Are you interested in investing in solar panels but concerned about their efficiency? This article presents some solar power facts to help you understand what solar efficiency is, and why you need to know about it. To be blunt, not the solar panels which are most efficient, but the ones offering the best value for the money are the ones you want to be looking for.
What Is Solar Efficiency?
Solar efficiency refers to the amount of sunlight that can be converted into usable electricity. Photovoltaic solar efficiency can be measured either by looking at solar cell- or at solar panel efficiency. A solar panel in simple terms consists of a group of solar cells that are grouped next to each other on top of a backsheet and covered by glass. Solar cell efficiency refers to the amount of light that a single cell can convert into electricity and solar panel efficiency is the amount of light that one entire module can convert into electricity.
You should pay attention to solar panel efficiency, since it indicates how much electricity your solar system will actually generate. It is important to know that solar panel efficiency is generally lower than solar cell efficiency, since the glass covering the panel reflects some sunlight. Furthermore, spacing between cells means wasted efficiency as well.
Read more: How Do Solar Panels Work?
Why Is Solar Panel Efficiency Important?
As you may guess, the greater the solar panel’s efficiency, the better the results. Highly efficient solar panels will maximize your overall return on investment, since you will generate the maximum possible amount of electricity with the minimum number of panels. Consequently, you will need less rooftop space and less time and money to install them.
You might have already come to the conclusion that a highly efficient solar panel will be more expensive than one that is not as efficient. A typical commercial solar module has an efficiency of 16,5%, which means that around one-sixth of the sunlight hitting the module will actually be converted into electricity.
The challenge for solar panel producers is to maximize solar panel efficiency while holding down the costs of production. Panels must be reasonably priced so that people can afford them, so although 16-20% of efficiency doesn't sound very tempting, it is still enough for household purposes. In fact, people that have this kind of solar panels produce more electricity than they need, so they can sell the surplus back to the grid. So, after all, the number is pretty good! Getting the (so far) most efficient solar panel, like those used by NASA would be crazily expensive and unnecessary for household purposes.
So… Solar panel efficiency is an important factor to consider and hopefully, improvements in technology will lead to more efficient solar panels. However, when taking the decision of buying solar panels for domestic purposes, solar efficiency should not be the only issue to consider. You should get in touch with suppliers that have a good reputation for their service, and whose offer is attractive in the sense of value-for-the-money. As an idea, you can visit GreenMatch.co.uk to request a quote (for free) and you will get offers from different suppliers close to you.
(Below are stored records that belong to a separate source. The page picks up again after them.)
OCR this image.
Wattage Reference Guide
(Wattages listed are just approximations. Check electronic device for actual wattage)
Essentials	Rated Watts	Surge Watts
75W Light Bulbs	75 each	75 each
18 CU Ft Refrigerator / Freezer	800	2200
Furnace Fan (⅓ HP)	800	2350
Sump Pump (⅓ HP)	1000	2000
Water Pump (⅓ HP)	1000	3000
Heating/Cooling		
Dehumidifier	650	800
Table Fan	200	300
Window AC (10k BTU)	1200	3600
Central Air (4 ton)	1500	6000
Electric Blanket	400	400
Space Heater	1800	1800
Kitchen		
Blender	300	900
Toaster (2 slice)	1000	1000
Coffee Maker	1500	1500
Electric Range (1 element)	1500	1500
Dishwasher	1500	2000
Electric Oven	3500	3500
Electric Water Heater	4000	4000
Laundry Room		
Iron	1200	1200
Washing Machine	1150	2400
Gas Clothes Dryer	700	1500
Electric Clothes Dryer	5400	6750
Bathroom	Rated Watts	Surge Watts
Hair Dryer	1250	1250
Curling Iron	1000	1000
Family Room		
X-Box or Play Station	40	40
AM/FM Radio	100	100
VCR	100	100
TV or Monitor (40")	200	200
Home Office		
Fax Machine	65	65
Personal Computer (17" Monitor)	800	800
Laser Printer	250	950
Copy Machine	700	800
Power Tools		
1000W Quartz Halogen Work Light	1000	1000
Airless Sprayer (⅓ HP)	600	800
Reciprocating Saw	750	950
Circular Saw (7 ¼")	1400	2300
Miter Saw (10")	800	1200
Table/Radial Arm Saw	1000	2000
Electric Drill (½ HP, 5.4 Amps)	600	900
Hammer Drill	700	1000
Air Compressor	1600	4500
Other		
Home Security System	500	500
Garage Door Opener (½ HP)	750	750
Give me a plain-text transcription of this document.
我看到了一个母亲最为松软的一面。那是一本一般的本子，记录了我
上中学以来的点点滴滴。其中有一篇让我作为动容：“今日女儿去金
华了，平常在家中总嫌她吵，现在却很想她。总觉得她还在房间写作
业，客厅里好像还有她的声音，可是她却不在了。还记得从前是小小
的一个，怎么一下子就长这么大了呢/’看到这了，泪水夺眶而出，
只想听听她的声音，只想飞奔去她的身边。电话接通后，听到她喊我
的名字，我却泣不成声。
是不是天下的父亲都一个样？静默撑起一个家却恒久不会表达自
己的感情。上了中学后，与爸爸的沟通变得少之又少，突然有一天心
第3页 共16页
NEWS: More Efficient, Durable Solar Cells are Possible Thanks to Glass
In the process of converting sunlight into electricity, a surprising amount of energy is lost through solar cells overheating. This not only impacts on the solar panel’s efficiency but also reduces its lifespan. As cells heat up, efficiency goes down about half a per cent for every one degree increase in temperature.
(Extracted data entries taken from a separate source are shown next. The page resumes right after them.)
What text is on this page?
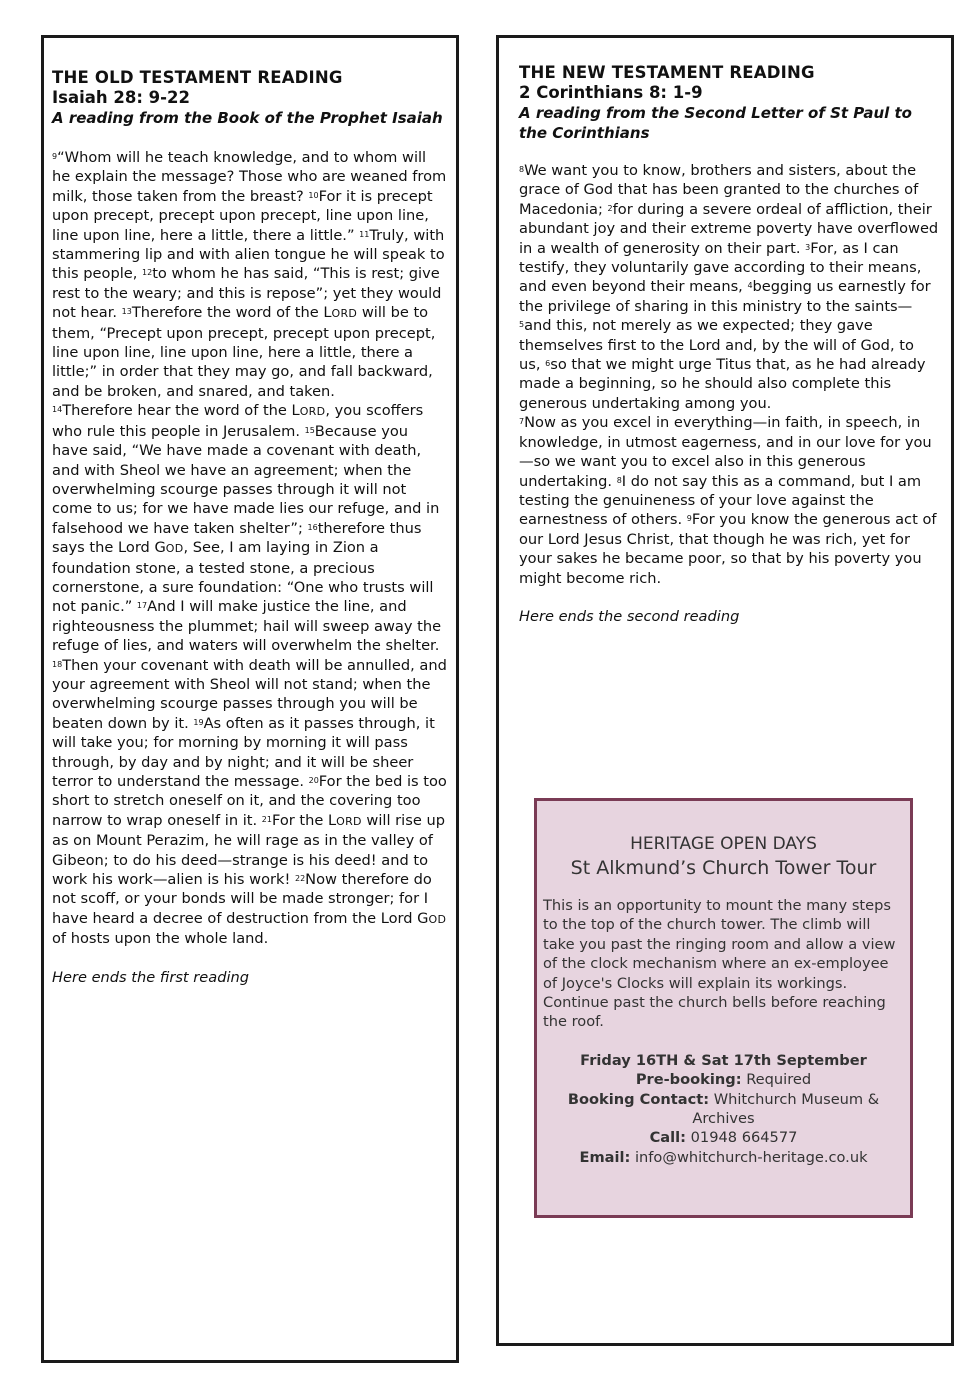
THE OLD TESTAMENT READING
Isaiah 28: 9-22
A reading from the Book of the Prophet Isaiah
$^9$“Whom will he teach knowledge, and to whom will he explain the message? Those who are weaned from milk, those taken from the breast? $^{10}$For it is precept upon precept, precept upon precept, line upon line, line upon line, here a little, there a little.” $^{11}$Truly, with stammering lip and with alien tongue he will speak to this people, $^{12}$to whom he has said, “This is rest; give rest to the weary; and this is repose”; yet they would not hear. $^{13}$Therefore the word of the LORD will be to them, “Precept upon precept, precept upon precept, line upon line, line upon line, here a little, there a little;” in order that they may go, and fall backward, and be broken, and snared, and taken.
$^{14}$Therefore hear the word of the LORD, you scoffers who rule this people in Jerusalem. $^{15}$Because you have said, “We have made a covenant with death, and with Sheol we have an agreement; when the overwhelming scourge passes through it will not come to us; for we have made lies our refuge, and in falsehood we have taken shelter”; $^{16}$therefore thus says the Lord GOD, See, I am laying in Zion a foundation stone, a tested stone, a precious cornerstone, a sure foundation: “One who trusts will not panic.” $^{17}$And I will make justice the line, and righteousness the plummet; hail will sweep away the refuge of lies, and waters will overwhelm the shelter. $^{18}$Then your covenant with death will be annulled, and your agreement with Sheol will not stand; when the overwhelming scourge passes through you will be beaten down by it. $^{19}$As often as it passes through, it will take you; for morning by morning it will pass through, by day and by night; and it will be sheer terror to understand the message. $^{20}$For the bed is too short to stretch oneself on it, and the covering too narrow to wrap oneself in it. $^{21}$For the LORD will rise up as on Mount Perazim, he will rage as in the valley of Gibeon; to do his deed—strange is his deed! and to work his work—alien is his work! $^{22}$Now therefore do not scoff, or your bonds will be made stronger; for I have heard a decree of destruction from the Lord GOD of hosts upon the whole land.
Here ends the first reading
THE NEW TESTAMENT READING
2 Corinthians 8: 1-9
A reading from the Second Letter of St Paul to the Corinthians
$^8$We want you to know, brothers and sisters, about the grace of God that has been granted to the churches of Macedonia; $^2$for during a severe ordeal of affliction, their abundant joy and their extreme poverty have overflowed in a wealth of generosity on their part. $^3$For, as I can testify, they voluntarily gave according to their means, and even beyond their means, $^4$begging us earnestly for the privilege of sharing in this ministry to the saints— $^5$and this, not merely as we expected; they gave themselves first to the Lord and, by the will of God, to us, $^6$so that we might urge Titus that, as he had already made a beginning, so he should also complete this generous undertaking among you.
$^7$Now as you excel in everything—in faith, in speech, in knowledge, in utmost eagerness, and in our love for you—so we want you to excel also in this generous undertaking. $^8$I do not say this as a command, but I am testing the genuineness of your love against the earnestness of others. $^9$For you know the generous act of our Lord Jesus Christ, that though he was rich, yet for your sakes he became poor, so that by his poverty you might become rich.
Here ends the second reading
HERITAGE OPEN DAYS
St Alkmund’s Church Tower Tour
This is an opportunity to mount the many steps to the top of the church tower. The climb will take you past the ringing room and allow a view of the clock mechanism where an ex-employee of Joyce's Clocks will explain its workings. Continue past the church bells before reaching the roof.
Friday 16TH & Sat 17th September
Pre-booking: Required
Booking Contact: Whitchurch Museum & Archives
Call: 01948 664577
Email: info@whitchurch-heritage.co.uk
A cost-effective cooling mechanism hasn’t yet been discovered since ventilation or liquid coolants are still very expensive and not worth it. The good news is that a group of researchers from Stanford University in California has recently discovered that if a layer of silica glass, embedded with tiny cone and pyramid structures, is placed on top top of silicon solar cells, the operating temperature of the cells dropped considerably. These silica glass and pyramid structures redirect unwanted heat to the atmosphere, eliminating unwanted infrared radiation and leading to solar cells staying cool, hence more efficient.
Although it seems that we will have to wait for many years to have this technology available for our roofs and some say the model is unfeasible in the real world, we will be optimistic and hope that this discovery will lead to developing solar panels that are more effective but not a lot more expensive, thus turning solar power into a more popular and tempting alternative for domestic use.